Another company that has successfully incorporated utility-scale batteries to manage variability is AES Energy Storage, a subsidiary of AES Corp. (NYSE:AES). In September 2011, the company opened its first energy storage project at a wind farm in West Virginia, in the PJM Interconnection’s (PJM) territory.
“AES has a [32 MW] battery array at its Laurel Mountain 98 MW wind farm,” a spokesperson for PJM told TransmissionHub. “It uses the batteries to balance and ramp output from the farm and provide regulation service.” The sealed lithium-ion batteries, originally designed for buses, fill rows of 53-foot long shipping containers.
The buffer time of even 15 minutes can be sufficient to avert incidents such as those that occurred in ERCOT in 2008 when wind production fell from more than 1,700 MW to 300 MW. Even that margin would allow grid operators to ramp up generators with spinning reserves and start up those quick-start assets that are not presently online.
Location, location, location
While many producers are positioning batteries for wind energy storage at a central location on the wind farm or near substations, other manufacturers of VERs are approaching the use of storage to manage renewable variability in a more granular manner. For example, wind turbine manufacturer General Electric (NYSE:GE) in May announced its first project to integrate battery energy storage at the base of individual wind turbines.
“One of the [challenges of renewable energy] is around predictable power, and what our battery is able to do is forecast the power that is put onto the grid [in increments] from 15 minutes to 60 minutes,” a spokesperson for GE Renewables told TransmissionHub. “This provides the certainty and predictability of knowing what wind power will be put onto the grid.”
“Instead of a trailer of batteries at the wind-farm level, we’re combining a little bit of storage” at each turbine, and coupling that with advanced wind forecasting to optimize firm delivery, the spokesperson said.
For his part, Wray believes simple-cycle gas turbines located near the source of the renewable generation will be the preferred method for firming renewables.

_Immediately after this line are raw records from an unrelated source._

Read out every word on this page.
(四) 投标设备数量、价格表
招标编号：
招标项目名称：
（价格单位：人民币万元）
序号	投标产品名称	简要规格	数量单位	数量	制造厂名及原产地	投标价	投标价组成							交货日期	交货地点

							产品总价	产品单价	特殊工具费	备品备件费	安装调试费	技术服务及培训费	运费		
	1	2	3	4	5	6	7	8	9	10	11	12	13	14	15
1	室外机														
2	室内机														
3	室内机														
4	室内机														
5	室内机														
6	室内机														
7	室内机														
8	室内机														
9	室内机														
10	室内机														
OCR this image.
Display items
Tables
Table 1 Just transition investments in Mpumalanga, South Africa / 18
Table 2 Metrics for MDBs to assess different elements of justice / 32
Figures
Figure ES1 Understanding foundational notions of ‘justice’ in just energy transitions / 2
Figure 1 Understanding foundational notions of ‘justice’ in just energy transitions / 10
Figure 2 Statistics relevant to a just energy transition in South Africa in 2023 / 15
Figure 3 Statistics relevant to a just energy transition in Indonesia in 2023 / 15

In fact, many balancing authority areas already rely on such quick-start assets to balance renewable variability. Those assets may be owned and operated by the renewable energy generators themselves, but are more likely to be owned by other operators who make the units’ capacity available either through bilateral agreements, or through the real-time and/or ancillary services markets in those areas where such organized markets exist.
Regardless of which solution or combination of solutions ultimately prevails, Wray agrees there is a change in the works with regard to the supplying of renewable energy.

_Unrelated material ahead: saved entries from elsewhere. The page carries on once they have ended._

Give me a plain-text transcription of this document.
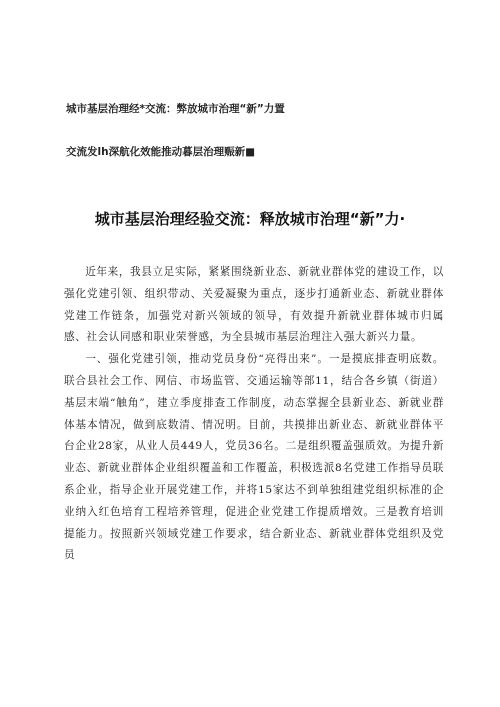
城市基层治理经*交流：弊放城市治理“新”力置
交流发lh深航化效能推动暮层治理赈新■
城市基层治理经验交流：释放城市治理“新”力·

近年来，我县立足实际，紧紧围绕新业态、新就业群体党的建设工作，以强化党建引领、组织带动、关爱凝聚为重点，逐步打通新业态、新就业群体党建工作链条，加强党对新兴领域的领导，有效提升新就业群体城市归属感、社会认同感和职业荣誉感，为全县城市基层治理注入强大新兴力量。

一、强化党建引领，推动党员身份“亮得出来”。一是摸底排查明底数。联合县社会工作、网信、市场监管、交通运输等部11，结合各乡镇（街道）基层末端“触角”，建立季度排查工作制度，动态掌握全县新业态、新就业群体基本情况，做到底数清、情况明。目前，共摸排出新业态、新就业群体平台企业28家，从业人员449人，党员36名。二是组织覆盖强质效。为提升新业态、新就业群体企业组织覆盖和工作覆盖，积极选派8名党建工作指导员联系企业，指导企业开展党建工作，并将15家达不到单独组建党组织标准的企业纳入红色培育工程培养管理，促进企业党建工作提质增效。三是教育培训提能力。按照新兴领域党建工作要求，结合新业态、新就业群体党组织及党员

“The need for regulation and supply firming is ultimately determined in the bilateral power purchase agreement terms that are settled between the selling renewable generator and purchasing electric utility,” Wray said. “Future interstate transmission lines like SunZia that are largely conceived to access stranded high capacity-factor renewable energy resources, will by necessity find themselves more involved in generator-utility customer arrangements to assist with this regulation, balancing and firming requirement.”